Habitat & Cultivation
Native to eastern North America and northern Asia, cranberry thrives in acidic soils and in wet, boggy ground. It is widely cultivated in the northeastern U.S..
Cranberry contains tannins (catechins, proanthocyanidins, and polyphenols), flavonoids, and vitamin C.
History & Folklore
Best known for cranberry sauce, cranberry has traditionally been taken as a tart, acidic drink in Sweden. Cranberry was first cultivated in Britain in 1808 by the English botanist Joseph Banks, and in the U.S.—now the principal grower of cranberries—in the 1840s.
Medicinal Actions & Uses
A classic remedy for urinary tract infections, cranberry can be used both to prevent and to treat problems such as cystitis and urethritis. Taken as berries, juice, or extract, it will help to disinfect the urinary tubules and may be taken for problems associated with poor urinary flow such as enlarged prostate, as well as bladder infections. In cases of acute infection, cranberry is likely to work better in combination with herbs such as buchu (Barosma betulina) and uva-ursi (Arctostaphylos uva-ursi). Cranberry may also be used long term to prevent the development of calcium carbonate urinary stones.

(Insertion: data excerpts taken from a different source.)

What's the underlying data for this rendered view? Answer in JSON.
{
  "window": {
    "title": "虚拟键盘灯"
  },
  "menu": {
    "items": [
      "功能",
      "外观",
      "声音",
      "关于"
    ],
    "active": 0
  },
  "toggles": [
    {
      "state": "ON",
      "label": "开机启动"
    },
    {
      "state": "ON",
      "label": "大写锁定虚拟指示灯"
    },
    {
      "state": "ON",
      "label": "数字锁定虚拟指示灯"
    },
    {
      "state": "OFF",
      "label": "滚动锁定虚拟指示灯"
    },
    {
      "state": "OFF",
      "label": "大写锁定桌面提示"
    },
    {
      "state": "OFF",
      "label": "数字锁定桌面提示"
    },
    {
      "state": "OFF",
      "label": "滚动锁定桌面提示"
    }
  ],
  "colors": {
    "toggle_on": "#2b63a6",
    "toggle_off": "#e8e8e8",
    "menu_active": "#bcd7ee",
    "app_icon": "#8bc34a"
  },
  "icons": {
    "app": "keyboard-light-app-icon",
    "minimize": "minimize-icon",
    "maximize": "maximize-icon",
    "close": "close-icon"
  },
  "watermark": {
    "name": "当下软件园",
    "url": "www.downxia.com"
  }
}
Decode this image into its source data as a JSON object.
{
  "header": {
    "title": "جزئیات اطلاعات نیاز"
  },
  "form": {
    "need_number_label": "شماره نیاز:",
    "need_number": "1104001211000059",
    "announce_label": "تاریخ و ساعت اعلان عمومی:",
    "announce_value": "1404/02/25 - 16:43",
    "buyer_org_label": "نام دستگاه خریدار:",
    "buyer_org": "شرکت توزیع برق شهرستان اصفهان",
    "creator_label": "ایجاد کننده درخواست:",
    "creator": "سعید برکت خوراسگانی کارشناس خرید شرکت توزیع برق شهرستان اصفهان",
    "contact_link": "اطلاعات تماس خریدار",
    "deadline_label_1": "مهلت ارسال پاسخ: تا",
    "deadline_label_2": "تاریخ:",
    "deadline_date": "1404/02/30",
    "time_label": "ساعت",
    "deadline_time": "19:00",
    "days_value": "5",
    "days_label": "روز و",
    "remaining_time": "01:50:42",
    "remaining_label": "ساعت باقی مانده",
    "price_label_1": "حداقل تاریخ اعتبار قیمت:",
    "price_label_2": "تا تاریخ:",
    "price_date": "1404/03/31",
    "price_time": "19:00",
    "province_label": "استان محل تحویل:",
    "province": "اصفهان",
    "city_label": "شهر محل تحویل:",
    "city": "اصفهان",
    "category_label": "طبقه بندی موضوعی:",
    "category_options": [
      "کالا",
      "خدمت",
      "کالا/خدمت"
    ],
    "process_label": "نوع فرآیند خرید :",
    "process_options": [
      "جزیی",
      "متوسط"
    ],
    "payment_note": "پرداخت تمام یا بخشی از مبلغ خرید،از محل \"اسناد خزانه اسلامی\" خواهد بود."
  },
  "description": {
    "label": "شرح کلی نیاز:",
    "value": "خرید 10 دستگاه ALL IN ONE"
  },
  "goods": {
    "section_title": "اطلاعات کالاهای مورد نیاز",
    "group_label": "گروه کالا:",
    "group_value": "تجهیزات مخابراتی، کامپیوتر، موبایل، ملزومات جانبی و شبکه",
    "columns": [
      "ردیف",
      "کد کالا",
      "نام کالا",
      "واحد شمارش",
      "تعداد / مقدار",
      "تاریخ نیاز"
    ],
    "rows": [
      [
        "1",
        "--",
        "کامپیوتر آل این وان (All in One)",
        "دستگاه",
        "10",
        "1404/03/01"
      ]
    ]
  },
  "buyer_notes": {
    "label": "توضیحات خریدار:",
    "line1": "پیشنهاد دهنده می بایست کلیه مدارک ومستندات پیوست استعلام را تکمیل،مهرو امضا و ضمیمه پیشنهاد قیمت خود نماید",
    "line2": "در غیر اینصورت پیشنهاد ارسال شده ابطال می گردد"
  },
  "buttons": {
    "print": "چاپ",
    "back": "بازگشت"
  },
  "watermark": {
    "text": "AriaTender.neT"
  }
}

Research published in 1994 found that cranberry juice reduced the need for antibiotics in women suffering from chronic urinary tract infection. It seems likely that cranberry works by making it more difficult for bacteria to cling to the urinary tract wall, and infection is therefore more easily flushed out. The proanthocyanidins and catechins are probably responsible for this action.
In kidney disease, use only on professional advice.